A un anno esatto dalla posa della prima pietra, il sindaco di Roma Roberto Gualtieri è tornato questa mattina a Valle Muricana per verificare di persona l’avanzamento dei lavori del cantiere di via Monte Cremasco, dove stanno sorgendo la nuova scuola dell’infanzia e il nuovo asilo nido del quartiere. Una visita attesa dalla comunità, che da anni reclama servizi educativi di prossimità in un’area in forte crescita demografica e ancora priva di strutture scolastiche pubbliche. Rispetto all’avvio del cantiere, il cambiamento è evidente: l’area, un tempo completamente incolta, ora ospita una struttura in rapida ascesa grazie all’arrivo e al montaggio dei pannelli in legno X-LAM, innovativo sistema costruttivo scelto per accelerare i tempi e garantire standard energetici avanzati.
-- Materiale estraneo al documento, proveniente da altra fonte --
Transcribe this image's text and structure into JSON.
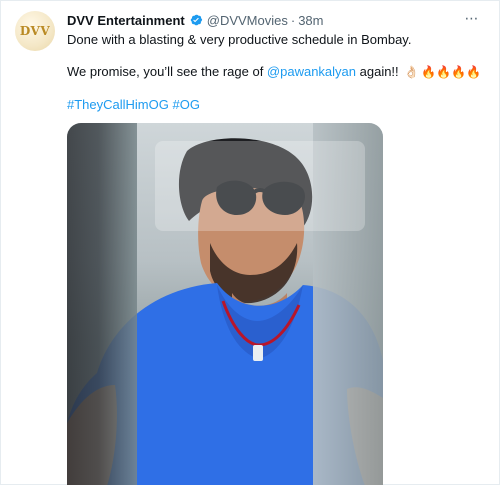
{
  "tweet": {
    "author_name": "DVV Entertainment",
    "handle": "@DVVMovies",
    "separator": "·",
    "time": "38m",
    "avatar_text": "DVV",
    "verified_icon": "verified-badge-icon",
    "more_icon": "more-horizontal-icon",
    "text_line1": "Done with a blasting & very productive schedule in Bombay.",
    "text_line2_prefix": "We promise, you’ll see the rage of ",
    "mention": "@pawankalyan",
    "text_line2_suffix": " again!! ",
    "emojis": {
      "hand": "👌🏻",
      "fire": "🔥🔥🔥🔥"
    },
    "hashtags": [
      "#TheyCallHimOG",
      "#OG"
    ]
  },
  "colors": {
    "link": "#1d9bf0",
    "text": "#0f1419",
    "muted": "#536471",
    "verified": "#1d9bf0",
    "media_shirt": "#2f6fe6"
  }
}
Soddisfazione è stata espressa dal Presidente del Municipio XV, Daniele Torquati, che ha accompagnato il Sindaco nel sopralluogo. Torquati ha ricordato come in soli dodici mesi l’opera abbia compiuto un salto significativo: da un terreno abbandonato si è passati prima alla bonifica, poi alla cantierizzazione e infine all’arrivo degli elementi strutturali. Dieci giorni fa l’ultimo controllo tecnico aveva anticipato la consegna dei pannelli X-LAM; oggi, ha spiegato, il colpo d’occhio conferma che il montaggio procede spedito e perfettamente in linea con il cronoprogramma. Torquati ha ringraziato Gualtieri per la presenza, le assessore e gli uffici tecnici municipali, sottolineando come questo progetto rappresenti uno degli interventi più attesi e strategici per il quadrante: un servizio pubblico che finalmente dà risposta a una domanda crescente da parte delle famiglie.
Il progetto della nuova scuola di Valle Muricana prevede la realizzazione di due plessi: un asilo nido e una scuola dell’infanzia per un totale di 120 bambini. L’intervento, interamente progettato dal Municipio XV, è finanziato con fondi PNRR e risorse di Roma Capitale per un investimento di 2.339.040 euro. A questo si aggiungono ulteriori 88.000 euro già impegnati e altri 271.000 euro previsti nel nuovo piano investimenti 2025-2027, destinati al miglioramento degli spazi esterni e dei percorsi di accesso. La scelta del sistema X-LAM, utilizzato per la prima volta dal Comune di Roma in un edificio scolastico, rappresenta un elemento qualificante: un approccio sostenibile che consente di costruire più velocemente mantenendo alte le prestazioni energetiche e il comfort interno.